A resolução
do PSOL sobre o governo Lula
O Diretório
Nacional do PSOL, reunido no dia 17 de dezembro, aprovou uma resolução intitulada
“PSOL COM LULA CONTRA O BOLSONARISMO E PELOS DIREITOS DO POVO BRASILEIRO”.
A resolução
foi comemorada publicamente por gregos e troianos.
O presidente
do PSOL Juliano Medeiros disse que “Conseguimos ajustar as diferenças internas
no PSOL e reafirmar nosso apoio ao governo Lula para reconstruir o Brasil. Ao
mesmo tempo, manteremos nossa essência combativa em defesa das políticas de
justiça social, ajudando o novo presidente a entregar um país melhor para todos
daqui quatro anos”.
A deputada federal
Sâmia Bomfim afirmou que “O Diretório Nacional do PSOL acaba de aprovar uma
resolução que afirma: seguiremos na linha de frente do combate à extrema
direita; apoiaremos o governo Lula em todas as medidas benéficas ao povo;
preservaremos nossa independência e não teremos cargos do governo”.
E o deputado
federal Guilherme Boulos divulgou que “O Diretório Nacional do PSOL acabou de
aprovar que estaremos na base de apoio do Governo Lula. Parabéns ao partido
pela decisão correta!”
Considerando
a polêmica pública existente sobre o tema, antes da reunião, os elogios supracitados
indicam que ou bem houve um milagre, ou bem predominou certa ambiguidade.
Vejamos o
que diz a resolução, item a item (a íntegra está no final).
No ponto 1, a
resolução afirma que “precisamos responder a três desafios centrais: derrotar a
extrema-direita, lutar por mudanças estruturais que assegurem direitos para o
povo explorado e oprimido e garantir que o governo Lula efetive o programa
eleito em outubro”.
Os objetivos
supracitados são compartilhados por toda a esquerda que apoiou Lula, especialmente
a esquerda que deu este apoio já no primeiro turno.
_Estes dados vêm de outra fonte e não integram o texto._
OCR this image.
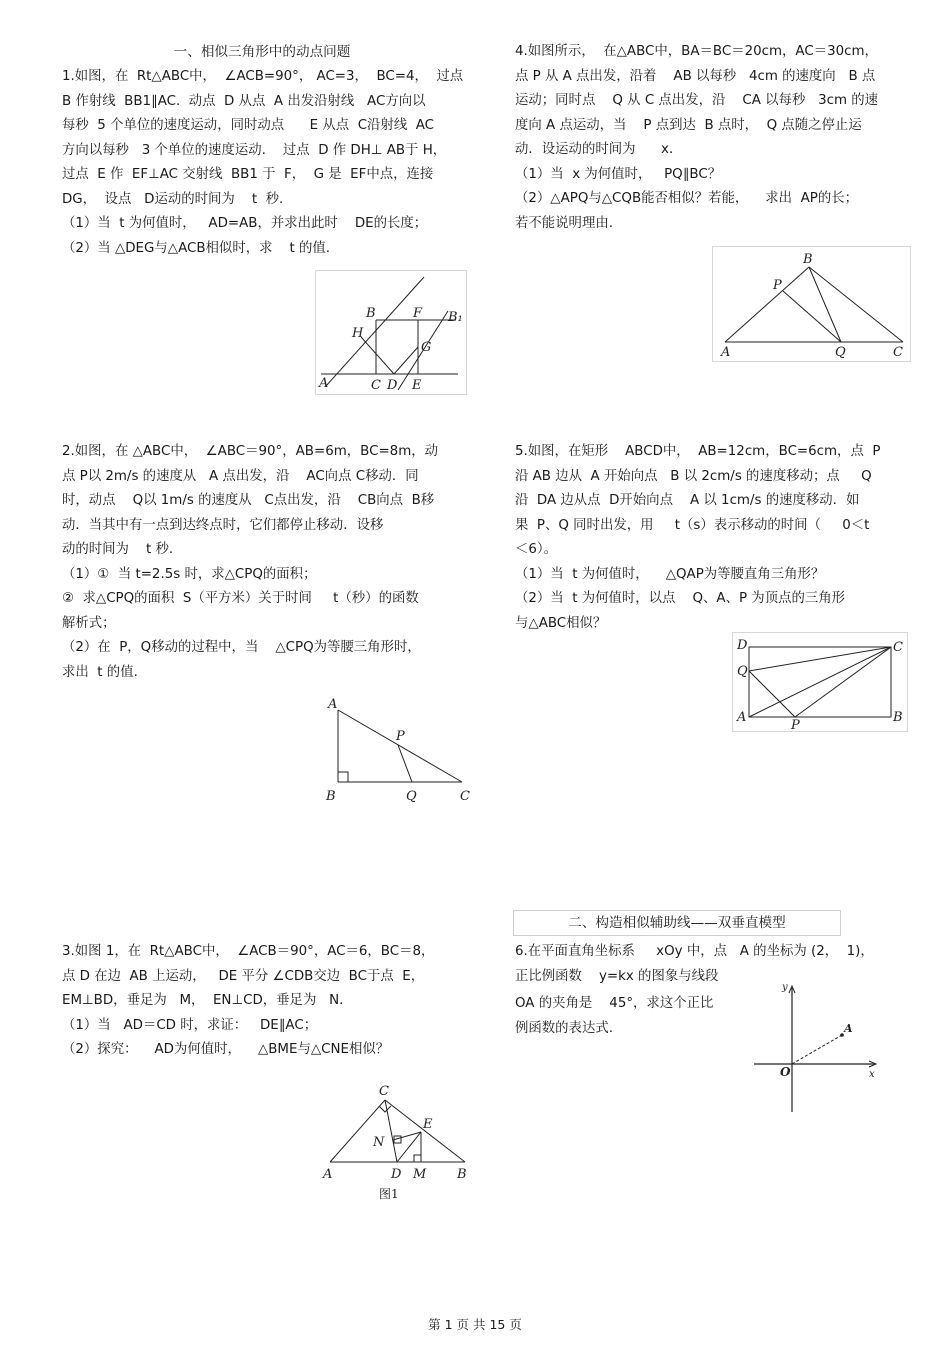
一、相似三角形中的动点问题

1.如图，在  Rt△ABC中，  ∠ACB=90°， AC=3，  BC=4，  过点

B 作射线  BB1∥AC.  动点  D 从点  A 出发沿射线   AC方向以

每秒  5 个单位的速度运动，同时动点      E 从点  C沿射线  AC

方向以每秒   3 个单位的速度运动.    过点  D 作 DH⊥ AB于 H，

过点  E 作  EF⊥AC 交射线  BB1 于  F，  G 是  EF中点，连接

DG，  设点   D运动的时间为    t  秒.

（1）当  t 为何值时，   AD=AB，并求出此时    DE的长度；

（2）当 △DEG与△ACB相似时，求    t 的值.

A
B
C D E
F B₁
H
G

2.如图，在 △ABC中，  ∠ABC＝90°，AB=6m，BC=8m，动

点 P以 2m/s 的速度从   A 点出发，沿    AC向点 C移动．同

时，动点    Q以 1m/s 的速度从   C点出发，沿    CB向点  B移

动．当其中有一点到达终点时，它们都停止移动．设移

动的时间为    t 秒.

（1）①  当 t=2.5s 时，求△CPQ的面积；

②  求△CPQ的面积  S（平方米）关于时间     t（秒）的函数

解析式；

（2）在  P，Q移动的过程中，当    △CPQ为等腰三角形时，

求出  t 的值.

A
B	C
P
Q

3.如图 1，在  Rt△ABC中，  ∠ACB＝90°，AC＝6，BC＝8，

点 D 在边  AB 上运动，   DE 平分 ∠CDB交边  BC于点  E，

EM⊥BD，垂足为   M，  EN⊥CD，垂足为   N.

（1）当   AD＝CD 时，求证：   DE∥AC；

（2）探究：    AD为何值时，    △BME与△CNE相似？

C
A	B
D M
N
E
图1

4.如图所示，  在△ABC中，BA＝BC＝20cm，AC＝30cm，

点 P 从 A 点出发，沿着    AB 以每秒   4cm 的速度向   B 点

运动；同时点    Q 从 C 点出发，沿    CA 以每秒   3cm 的速

度向 A 点运动，当    P 点到达  B 点时，  Q 点随之停止运

动．设运动的时间为      x．

（1）当  x 为何值时，   PQ∥BC？

（2）△APQ与△CQB能否相似？若能，    求出  AP的长；

若不能说明理由.

A
B
C
P
Q

5.如图，在矩形    ABCD中，  AB=12cm，BC=6cm，点  P

沿 AB 边从  A 开始向点   B 以 2cm/s 的速度移动；点     Q

沿  DA 边从点  D开始向点    A 以 1cm/s 的速度移动．如

果  P、Q 同时出发，用     t（s）表示移动的时间（     0＜t

＜6）。

（1）当  t 为何值时，    △QAP为等腰直角三角形？

（2）当  t 为何值时，以点    Q、A、P 为顶点的三角形

与△ABC相似？

D
Q
A
P
B
C
二、构造相似辅助线——双垂直模型

6.在平面直角坐标系     xOy 中，点   A 的坐标为 (2，  1)，

正比例函数    y=kx 的图象与线段

OA 的夹角是    45°，求这个正比

例函数的表达式.

y
x
O
A
第 1 页 共 15 页
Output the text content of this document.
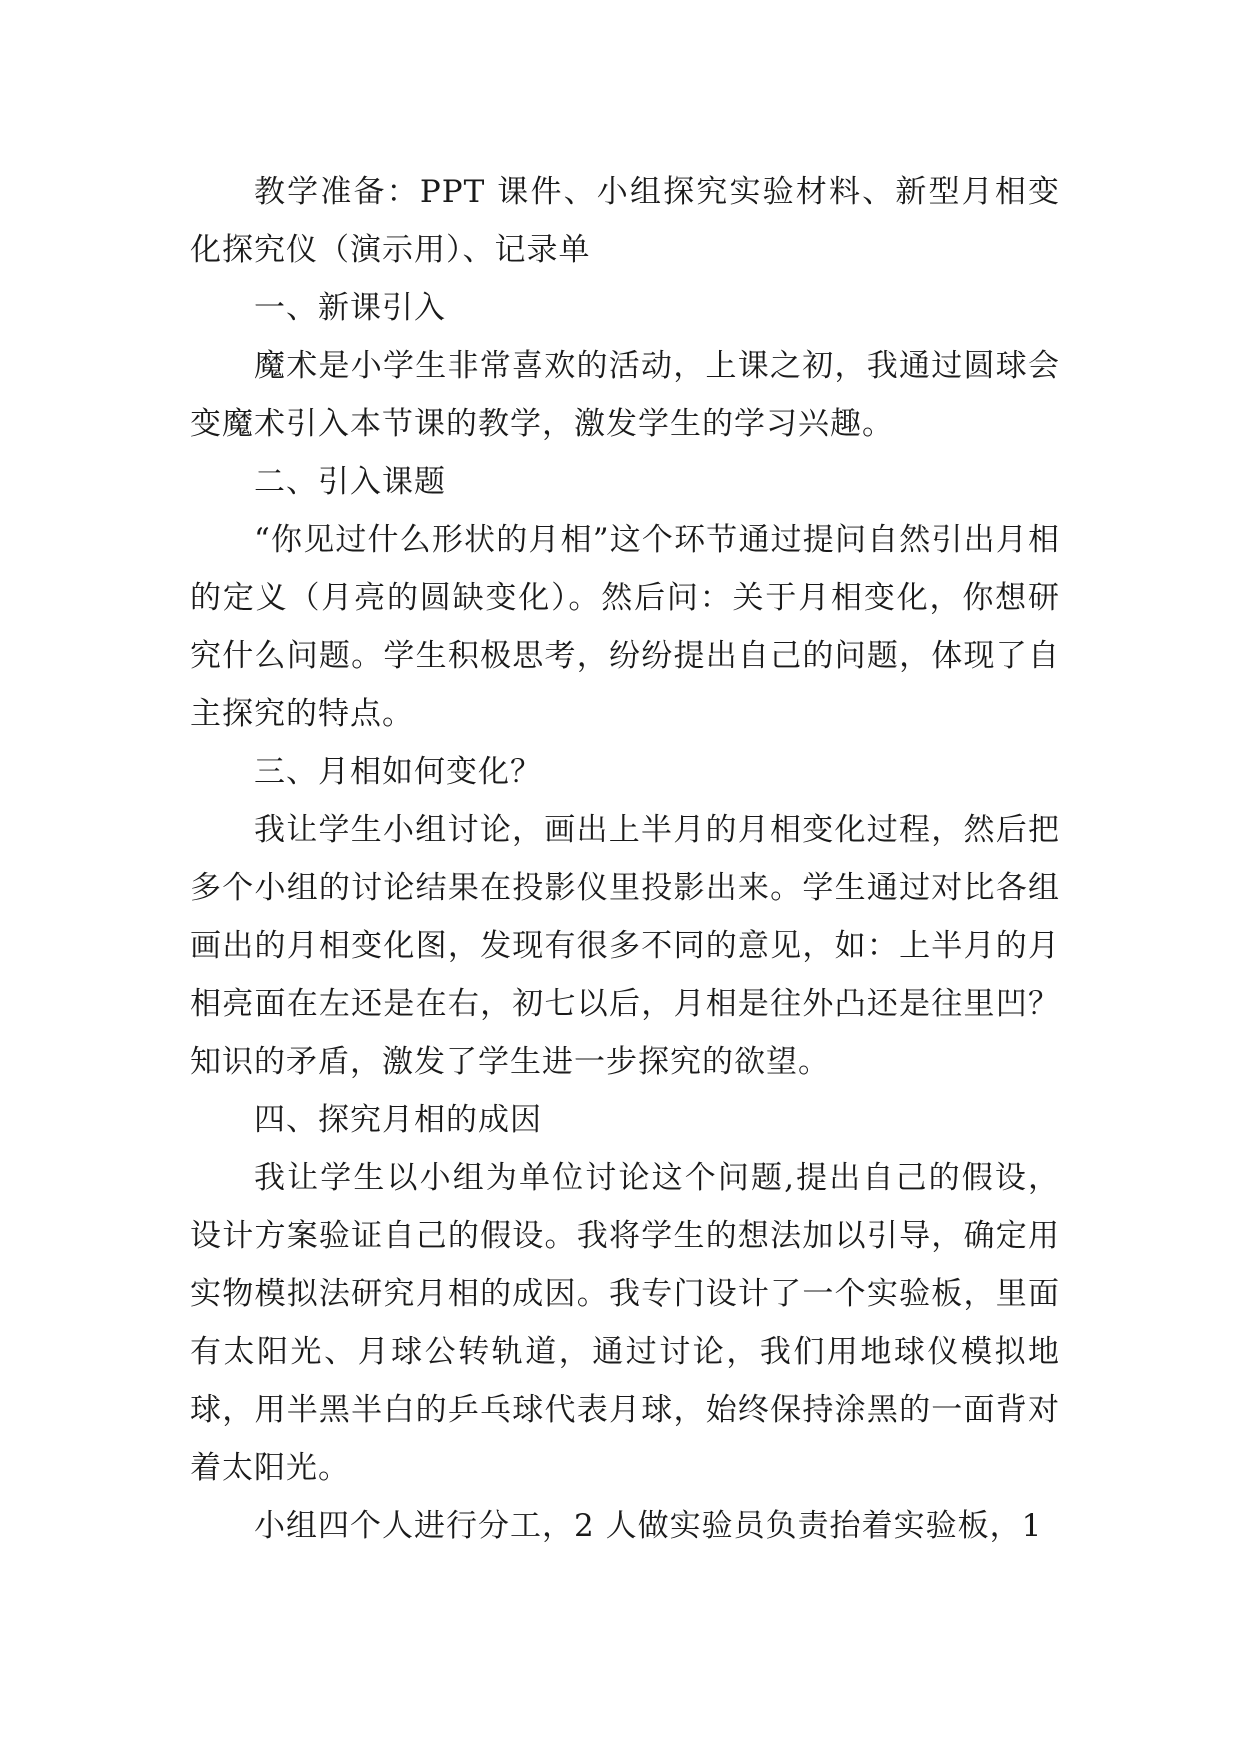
教学准备：PPT 课件、小组探究实验材料、新型月相变化探究仪（演示用）、记录单

一、新课引入

魔术是小学生非常喜欢的活动，上课之初，我通过圆球会变魔术引入本节课的教学，激发学生的学习兴趣。

二、引入课题

“你见过什么形状的月相”这个环节通过提问自然引出月相的定义（月亮的圆缺变化）。然后问：关于月相变化，你想研究什么问题。学生积极思考，纷纷提出自己的问题，体现了自主探究的特点。

三、月相如何变化？

我让学生小组讨论，画出上半月的月相变化过程，然后把多个小组的讨论结果在投影仪里投影出来。学生通过对比各组画出的月相变化图，发现有很多不同的意见，如：上半月的月相亮面在左还是在右，初七以后，月相是往外凸还是往里凹？知识的矛盾，激发了学生进一步探究的欲望。

四、探究月相的成因

我让学生以小组为单位讨论这个问题,提出自己的假设，设计方案验证自己的假设。我将学生的想法加以引导，确定用实物模拟法研究月相的成因。我专门设计了一个实验板，里面有太阳光、月球公转轨道，通过讨论，我们用地球仪模拟地球，用半黑半白的乒乓球代表月球，始终保持涂黑的一面背对着太阳光。

小组四个人进行分工，2 人做实验员负责抬着实验板，1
Com base neles se justifica
“estar na base”, mas não se justifica a recusa a participar do governo.
No ponto 2, a
resolução afirma que “estará com Lula em defesa da legitimidade do novo
governo. Jamais seremos indiferentes aos ataques da direita ao governo. Ao
contrário, não pode haver nenhuma dúvida entre o PSOL e a oposição de
extrema-direita”.
Embora a
frase anterior seja incompreensível (“dúvida entre”), o sentido geral deste ponto
da resolução é muito relevante, tendo em vista a notória influência do
lavajatismo em setores do PSOL.
No ponto 3,
a resolução defende enfrentar o bolsonarismo “na raiz”, através de uma tática
de “enfrentamento e não a conciliação. Por isso não aceitaremos nenhuma anistia
aos golpistas”.
Neste ponto,
a resolução demarca com setores da esquerda que têm uma visão mais tutelada a
respeito.
No ponto 4, a
resolução fala que “outro erro grave” seria “incluir líderes da extrema-direita
na coalizão do governo ou fazer acordos para ‘deixar passar’ os delitos
inconstitucionais cometidos pelos bolsonaristas, fortalecendo uma perspectiva
conservadora de governabilidade”.
Novamente, a
resolução demarca com setores da esquerda que têm uma visão mais tutelada a respeito.
No ponto 5,
o PSOL promete estar na linha de frente da luta “por medidas para ‘desbolsonarizar’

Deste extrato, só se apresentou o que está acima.